The senators and MPs stated: ‘Despite the Russian delegation’s repeated appeals and proposals, the priorities of the OSCE PA leadership indicate that at present, instead of creating conditions for a constructive exchange of views and the formation of a unifying agenda, this platform is being used as a politicised tool to deliberately implement an anti-Russian course, and also to intentionally distort what is going on in Ukraine.’
The MPs emphasised that biased discriminatory approaches, double standards and total Russophobia, as well as an unwillingness to engage in substantive discussion, testify to the extreme degradation of the OSCE PA as a mechanism for interparliamentary co-operation.

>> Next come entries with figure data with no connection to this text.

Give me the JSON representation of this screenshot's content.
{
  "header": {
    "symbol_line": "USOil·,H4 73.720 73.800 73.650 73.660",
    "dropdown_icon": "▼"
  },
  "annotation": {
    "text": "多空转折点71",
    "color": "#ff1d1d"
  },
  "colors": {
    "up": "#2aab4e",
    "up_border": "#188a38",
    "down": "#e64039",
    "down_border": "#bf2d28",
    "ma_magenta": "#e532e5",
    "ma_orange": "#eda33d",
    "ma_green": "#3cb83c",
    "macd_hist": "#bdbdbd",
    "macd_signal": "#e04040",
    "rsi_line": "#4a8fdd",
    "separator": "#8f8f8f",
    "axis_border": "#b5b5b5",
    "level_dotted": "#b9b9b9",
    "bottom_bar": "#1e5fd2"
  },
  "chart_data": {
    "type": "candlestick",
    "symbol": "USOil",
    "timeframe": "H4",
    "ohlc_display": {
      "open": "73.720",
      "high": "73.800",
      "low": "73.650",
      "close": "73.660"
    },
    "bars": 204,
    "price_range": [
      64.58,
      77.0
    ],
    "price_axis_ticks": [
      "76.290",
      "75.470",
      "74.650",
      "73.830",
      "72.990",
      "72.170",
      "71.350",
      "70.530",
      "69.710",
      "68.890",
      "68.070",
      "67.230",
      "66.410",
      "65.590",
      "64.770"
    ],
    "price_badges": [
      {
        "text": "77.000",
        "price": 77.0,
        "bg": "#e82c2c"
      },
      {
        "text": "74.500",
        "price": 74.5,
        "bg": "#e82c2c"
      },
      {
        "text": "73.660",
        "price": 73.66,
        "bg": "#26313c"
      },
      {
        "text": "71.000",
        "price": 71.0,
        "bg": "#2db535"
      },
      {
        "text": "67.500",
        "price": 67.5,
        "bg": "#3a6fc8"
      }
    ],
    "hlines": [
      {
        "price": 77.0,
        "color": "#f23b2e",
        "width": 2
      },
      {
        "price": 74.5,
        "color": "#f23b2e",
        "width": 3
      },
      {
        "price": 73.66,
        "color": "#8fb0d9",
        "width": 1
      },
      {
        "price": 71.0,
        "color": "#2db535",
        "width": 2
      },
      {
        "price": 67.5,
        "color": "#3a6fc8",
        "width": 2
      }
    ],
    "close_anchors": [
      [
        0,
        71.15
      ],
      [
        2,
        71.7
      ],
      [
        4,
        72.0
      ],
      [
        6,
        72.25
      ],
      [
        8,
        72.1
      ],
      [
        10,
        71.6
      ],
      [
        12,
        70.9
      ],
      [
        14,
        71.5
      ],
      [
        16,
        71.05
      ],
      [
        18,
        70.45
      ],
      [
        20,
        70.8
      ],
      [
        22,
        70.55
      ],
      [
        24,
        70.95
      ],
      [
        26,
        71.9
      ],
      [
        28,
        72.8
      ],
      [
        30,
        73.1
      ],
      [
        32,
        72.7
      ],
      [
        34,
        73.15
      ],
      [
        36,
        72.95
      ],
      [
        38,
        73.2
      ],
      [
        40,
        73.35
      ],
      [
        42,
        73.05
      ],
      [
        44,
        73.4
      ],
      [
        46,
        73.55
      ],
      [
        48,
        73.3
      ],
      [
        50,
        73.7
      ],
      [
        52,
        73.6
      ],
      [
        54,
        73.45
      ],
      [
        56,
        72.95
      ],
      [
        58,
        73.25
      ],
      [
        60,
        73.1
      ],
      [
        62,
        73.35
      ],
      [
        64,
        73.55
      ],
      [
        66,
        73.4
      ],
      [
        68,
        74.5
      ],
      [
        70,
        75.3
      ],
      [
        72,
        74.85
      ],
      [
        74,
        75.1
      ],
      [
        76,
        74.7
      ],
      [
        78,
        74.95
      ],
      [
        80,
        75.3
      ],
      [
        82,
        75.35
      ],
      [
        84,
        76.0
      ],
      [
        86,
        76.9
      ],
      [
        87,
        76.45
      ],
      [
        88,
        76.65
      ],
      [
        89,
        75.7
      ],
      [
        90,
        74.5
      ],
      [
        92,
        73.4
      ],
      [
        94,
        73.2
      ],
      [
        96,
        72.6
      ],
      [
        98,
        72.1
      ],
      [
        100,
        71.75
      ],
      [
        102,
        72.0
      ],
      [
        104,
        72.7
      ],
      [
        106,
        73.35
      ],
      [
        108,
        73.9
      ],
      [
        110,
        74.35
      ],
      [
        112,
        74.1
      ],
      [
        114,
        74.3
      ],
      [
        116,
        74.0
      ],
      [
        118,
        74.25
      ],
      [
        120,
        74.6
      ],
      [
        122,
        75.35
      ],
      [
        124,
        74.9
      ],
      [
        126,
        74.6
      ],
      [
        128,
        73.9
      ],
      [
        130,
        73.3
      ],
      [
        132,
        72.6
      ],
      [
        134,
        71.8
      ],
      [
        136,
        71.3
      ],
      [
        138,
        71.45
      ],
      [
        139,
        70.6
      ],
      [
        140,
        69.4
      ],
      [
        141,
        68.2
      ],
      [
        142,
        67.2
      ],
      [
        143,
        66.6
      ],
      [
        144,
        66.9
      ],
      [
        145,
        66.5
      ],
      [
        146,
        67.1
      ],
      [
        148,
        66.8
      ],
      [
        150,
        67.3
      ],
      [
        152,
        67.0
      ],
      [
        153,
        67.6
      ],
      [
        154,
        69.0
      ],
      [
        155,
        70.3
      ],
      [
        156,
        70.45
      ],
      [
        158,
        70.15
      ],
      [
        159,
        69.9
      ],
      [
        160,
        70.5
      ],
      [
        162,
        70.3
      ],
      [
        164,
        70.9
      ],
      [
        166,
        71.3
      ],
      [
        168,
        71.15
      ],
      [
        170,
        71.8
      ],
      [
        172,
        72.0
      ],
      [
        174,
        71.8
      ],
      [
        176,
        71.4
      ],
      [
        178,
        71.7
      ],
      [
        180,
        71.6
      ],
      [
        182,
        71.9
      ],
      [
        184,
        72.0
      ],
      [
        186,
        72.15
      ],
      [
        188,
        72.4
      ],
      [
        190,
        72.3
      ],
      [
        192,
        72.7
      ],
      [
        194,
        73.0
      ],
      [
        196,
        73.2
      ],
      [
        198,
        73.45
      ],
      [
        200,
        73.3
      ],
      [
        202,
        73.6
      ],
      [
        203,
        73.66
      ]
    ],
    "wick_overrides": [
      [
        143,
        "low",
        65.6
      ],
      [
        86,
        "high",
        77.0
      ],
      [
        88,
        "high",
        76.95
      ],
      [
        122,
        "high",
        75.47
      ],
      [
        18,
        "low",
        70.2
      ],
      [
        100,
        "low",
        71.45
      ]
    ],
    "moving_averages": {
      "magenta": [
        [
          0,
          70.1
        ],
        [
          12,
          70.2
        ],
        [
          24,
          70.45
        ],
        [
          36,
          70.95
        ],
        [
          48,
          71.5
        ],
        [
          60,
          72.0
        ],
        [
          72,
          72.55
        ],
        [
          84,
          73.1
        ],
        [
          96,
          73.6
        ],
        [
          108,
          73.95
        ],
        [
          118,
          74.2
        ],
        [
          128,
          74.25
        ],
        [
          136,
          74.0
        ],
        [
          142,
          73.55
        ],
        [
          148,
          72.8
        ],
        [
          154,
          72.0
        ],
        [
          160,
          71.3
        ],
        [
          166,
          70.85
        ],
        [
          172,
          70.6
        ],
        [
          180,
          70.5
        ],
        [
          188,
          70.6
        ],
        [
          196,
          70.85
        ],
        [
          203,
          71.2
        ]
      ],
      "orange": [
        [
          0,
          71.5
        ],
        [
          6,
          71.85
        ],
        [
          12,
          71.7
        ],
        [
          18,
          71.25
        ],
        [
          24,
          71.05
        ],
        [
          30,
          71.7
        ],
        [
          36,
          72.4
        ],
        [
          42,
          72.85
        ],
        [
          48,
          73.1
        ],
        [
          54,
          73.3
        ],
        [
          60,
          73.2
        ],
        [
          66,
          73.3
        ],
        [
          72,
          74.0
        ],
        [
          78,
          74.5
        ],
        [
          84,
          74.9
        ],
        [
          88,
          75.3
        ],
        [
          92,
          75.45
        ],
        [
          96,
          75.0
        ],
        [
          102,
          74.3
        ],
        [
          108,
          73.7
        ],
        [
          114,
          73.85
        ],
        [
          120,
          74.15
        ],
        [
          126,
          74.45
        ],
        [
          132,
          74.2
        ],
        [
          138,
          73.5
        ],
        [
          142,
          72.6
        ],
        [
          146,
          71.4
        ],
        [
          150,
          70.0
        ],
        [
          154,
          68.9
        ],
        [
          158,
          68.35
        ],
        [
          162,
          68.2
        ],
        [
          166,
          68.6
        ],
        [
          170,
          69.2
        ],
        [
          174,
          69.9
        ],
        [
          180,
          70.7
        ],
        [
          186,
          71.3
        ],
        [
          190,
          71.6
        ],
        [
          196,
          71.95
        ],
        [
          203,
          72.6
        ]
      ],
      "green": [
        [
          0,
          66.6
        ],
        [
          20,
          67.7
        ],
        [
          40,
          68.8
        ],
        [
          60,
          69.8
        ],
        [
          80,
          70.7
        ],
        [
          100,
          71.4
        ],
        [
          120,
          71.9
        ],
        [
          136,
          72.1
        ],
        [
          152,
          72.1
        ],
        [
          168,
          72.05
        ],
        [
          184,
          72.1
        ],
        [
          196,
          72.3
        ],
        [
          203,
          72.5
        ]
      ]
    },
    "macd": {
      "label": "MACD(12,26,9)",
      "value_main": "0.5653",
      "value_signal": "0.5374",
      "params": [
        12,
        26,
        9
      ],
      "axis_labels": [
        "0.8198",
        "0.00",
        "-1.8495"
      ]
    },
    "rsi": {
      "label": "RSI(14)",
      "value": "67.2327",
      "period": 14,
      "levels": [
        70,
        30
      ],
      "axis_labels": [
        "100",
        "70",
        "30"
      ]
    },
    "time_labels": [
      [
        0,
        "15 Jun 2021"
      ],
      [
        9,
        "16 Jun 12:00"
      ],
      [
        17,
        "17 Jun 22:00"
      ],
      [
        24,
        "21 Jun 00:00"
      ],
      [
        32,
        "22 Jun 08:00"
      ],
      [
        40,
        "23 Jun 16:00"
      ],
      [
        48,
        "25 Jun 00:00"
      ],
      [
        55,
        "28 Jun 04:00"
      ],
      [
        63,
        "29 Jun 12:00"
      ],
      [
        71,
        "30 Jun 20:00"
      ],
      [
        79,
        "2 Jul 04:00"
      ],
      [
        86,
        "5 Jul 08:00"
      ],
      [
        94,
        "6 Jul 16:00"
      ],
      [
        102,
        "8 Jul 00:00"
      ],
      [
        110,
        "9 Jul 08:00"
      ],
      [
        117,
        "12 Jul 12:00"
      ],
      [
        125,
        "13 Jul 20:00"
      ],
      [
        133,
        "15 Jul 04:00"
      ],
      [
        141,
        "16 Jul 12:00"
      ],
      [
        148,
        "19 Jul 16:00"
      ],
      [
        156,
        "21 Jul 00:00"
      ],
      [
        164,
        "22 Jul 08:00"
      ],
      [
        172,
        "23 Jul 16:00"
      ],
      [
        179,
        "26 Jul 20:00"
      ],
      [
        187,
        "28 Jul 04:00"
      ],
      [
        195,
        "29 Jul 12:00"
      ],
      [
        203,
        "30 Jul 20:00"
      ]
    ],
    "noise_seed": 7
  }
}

In addition, they drew attention to the fact that for many years the Parliamentary Assembly has ignored the problems related to the violation of the rights of national minorities in Ukraine and the Baltic States, the freedom of communication and education in one’s native language, has not paid attention to the blasphemous glorification of the Nazis and their accomplices, the harassment and murder of journalists who voice a position different from that of Brussels and Washington.
The parliamentarians also emphasised that the Russian delegation to the OSCE PA has, under spurious pretexts, ‘repeatedly been deprived of the opportunity to continue dialogue and to participate fully and equally in the work of the plenary sessions and governing bodies of the OSCE PA.’
Romania’s demonstrative refusal to issue visas to members of the Russian delegation to participate in the annual session of the OSCE PA in Bucharest in 2024 was ‘the last point in the emerging deadlock,’ as it has demonstrated that ‘confrontational tendencies and intolerance have taken over the common sense, spirit and values of this organisation,’ the statement reads.
The senators and MPs declared their readiness to return to work in the Assembly if the organisation’s leadership and a number of member countries reconsider their Russophobic and discriminatory approaches to resolving pressing problems of European security.
They also expressed the hope that sensible forces in the Assembly will show the necessary will to resolve the political and ideological crisis in the OSCE area in the interests of peace and stability on the continent.